Given an array of strings strs, group the anagrams together. You can return the answer in any order.

An Anagram is a word or phrase formed by rearranging the letters of a different word or phrase, typically using all the original letters exactly once.

Example 1:

Input: strs = ["eat","tea","tan","ate","nat","bat"] Output: [["bat"],["nat","tan"],["ate","eat","tea"]]

Example 2:

Input: strs = [""] Output: [[""]]

Example 3:

Input: strs = ["a"] Output: [["a"]]

Steps

1. Create a Dictionary: Use a dictionary to store anagrams. The key will be a sorted string representation of each word (since anagrams have the same letters, just rearranged), and the value will be a list of strings that are anagrams of that key.

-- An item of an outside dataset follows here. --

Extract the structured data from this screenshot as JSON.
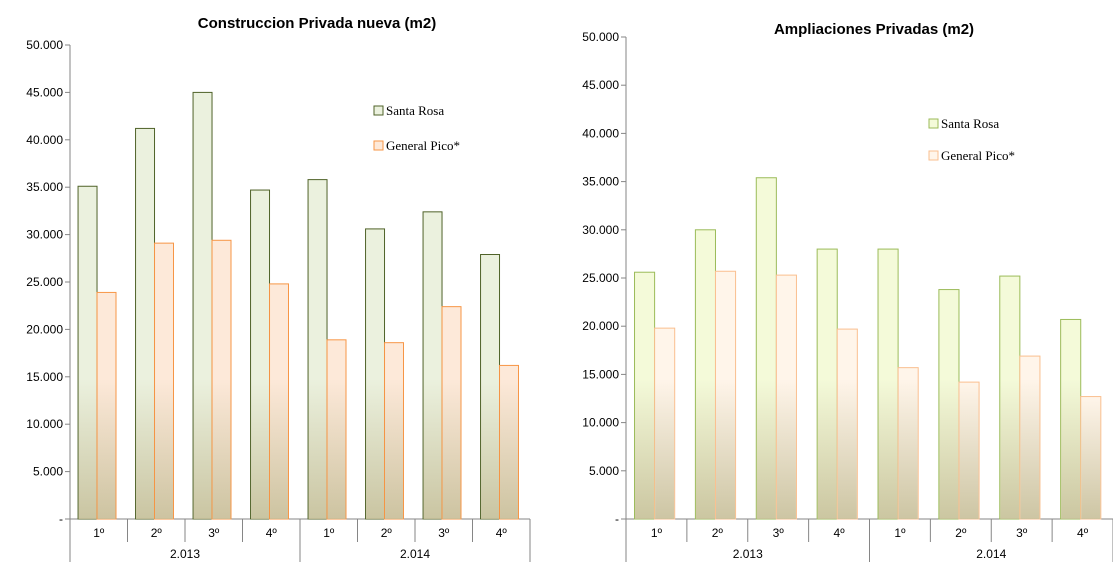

2. Iterate Through Strings: Iterate through each string in the input array strs.

3. Sort and Use as Key: For each string, sort its characters alphabetically. This sorted string becomes the key in our dictionary.

4. Add to Dictionary: If the sorted string (key) already exists in the dictionary, add the original unsorted string to its corresponding list (value). Otherwise, create a new entry in the dictionary with the sorted string as the key and a new list containing the original string as the value.

5. Return Values: Finally, return a list containing all the lists of anagrams (the values from the dictionary).

Explanation

The core idea is to use the sorted representation of each word as a unique identifier for its anagram group. Sorting ensures that different arrangements of the same letters will produce the same key. The dictionary efficiently groups anagrams based on this sorted key.

Code (C#)

using System;
using System.Collections.Generic;
using System.Linq;

public class Solution {
    public IList<IList<string>> GroupAnagrams(string[] strs) {
        Dictionary<string, List<string>> anagramGroups = new Dictionary<string, List<string>>();

        foreach (string str in strs) {
            char[] charArray = str.ToCharArray();
            Array.Sort(charArray);
            string sortedStr = new string(charArray);

            if (anagramGroups.ContainsKey(sortedStr)) {
                anagramGroups[sortedStr].Add(str);
            } else {
                anagramGroups[sortedStr] = new List<string>() { str };
            }
        }

        return anagramGroups.Values.ToList();
    }
}

Complexity

• Time Complexity: O(M * N * log N), where N is the average length of strings and M is the number of strings. The dominant factor is sorting each string (O(N * log N) per string), which we do M times.

• Space Complexity: O(M * N) in the worst case. This happens when all strings are anagrams of each other, resulting in one large list in the dictionary. In the best case (no anagrams), it's O(M). The space is primarily used to store the dictionary and its lists.